Central Delaware Chamber of Commerce President and CEO Judy Diogo urged legislators to send a signal that Delaware is open for business rather than piling greater labor costs on them. This could be an opportunity for the First State to shine, she said: "By not increasing our minimum wage right now, we have the opportunity to be seen in the region as the most business-friendly state."

It wouldn’t only be companies suffering from a higher minimum wage, a few people noted — nonprofits would also be hit hard.

“Simply stated, by year two of implementation this measure would spell tragedy for many nonprofits unless the longterm contracts and grants between Delaware and service providing nonprofit organizations reflect a corresponding rate increase,” Melissa Hopkins, the vice president of sector advancement for the Delaware Alliance for Nonprofit Advancement, wrote in a letter distributed to the committee.

The measure has support from all 14 Senate Democrats, with 18 of the 26 House Democrats listed as co-sponsors. It needs 11 votes in the Senate and 21 in the House.

Gov. John Carney has said he supports the bill, and his January budget proposal included funding to raise salaries for about 630 executive branch employees (4%-5% of all state workers) to $15 an hour.

According to the U.S. Bureau of Labor Statistics, 82.3 million Americans 16 and older were paid by the hour in 2019. Of those, 1.6 million made the federal minimum wage (or less).

Forty-three percent of minimum-wage earners were no older than 24, and 55% worked fewer than 35 hours per week. They were also more likely to be female and not to have a degree from a four-year college.

The Congressional Budget Office released a report last month concluding that a $15 federal minimum wage would result in 1.4 million people losing their jobs (a 0.9% increase in unemployment) but would also lift 900,000 people out of poverty. At least 17 million individuals across the country would see higher pay, the findings state.

A few speakers Wednesday said raising the minimum wage will reduce government spending because fewer full-time workers will require benefits like food stamps or Medicaid to get by.

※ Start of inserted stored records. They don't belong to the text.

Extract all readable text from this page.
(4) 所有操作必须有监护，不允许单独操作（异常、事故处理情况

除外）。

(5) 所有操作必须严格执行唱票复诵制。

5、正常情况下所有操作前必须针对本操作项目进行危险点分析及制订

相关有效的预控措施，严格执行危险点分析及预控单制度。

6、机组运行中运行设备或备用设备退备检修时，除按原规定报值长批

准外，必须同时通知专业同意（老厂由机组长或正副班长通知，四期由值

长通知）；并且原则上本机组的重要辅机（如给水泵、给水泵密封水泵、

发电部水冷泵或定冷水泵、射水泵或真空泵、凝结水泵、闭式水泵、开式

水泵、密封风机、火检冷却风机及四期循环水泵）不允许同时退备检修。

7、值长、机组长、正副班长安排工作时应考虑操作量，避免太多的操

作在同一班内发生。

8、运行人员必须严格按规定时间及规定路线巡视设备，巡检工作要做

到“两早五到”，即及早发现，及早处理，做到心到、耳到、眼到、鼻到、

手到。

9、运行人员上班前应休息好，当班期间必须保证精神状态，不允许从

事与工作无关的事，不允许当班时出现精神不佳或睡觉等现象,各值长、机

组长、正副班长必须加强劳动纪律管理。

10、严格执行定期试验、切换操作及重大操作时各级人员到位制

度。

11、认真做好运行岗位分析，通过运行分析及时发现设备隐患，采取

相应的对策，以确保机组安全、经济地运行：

“If a business cannot survive with this raise of minimum wage, then what they are asking Delaware and the federal government to do is subsidize” unfair practices, said Alyssa Bradley with the Delaware Poor People’s Campaign.

Fleur McKendall, president of the Central Delaware NAACP, was among those who stumped for the bill on the basis of correcting centuries-old systemic inequalities, saying many of the individuals currently making minimum wage are women and/or minorities.

“Because of sexism and racism, people of color have historically been locked out of the American dream,” Ms. McKendall said.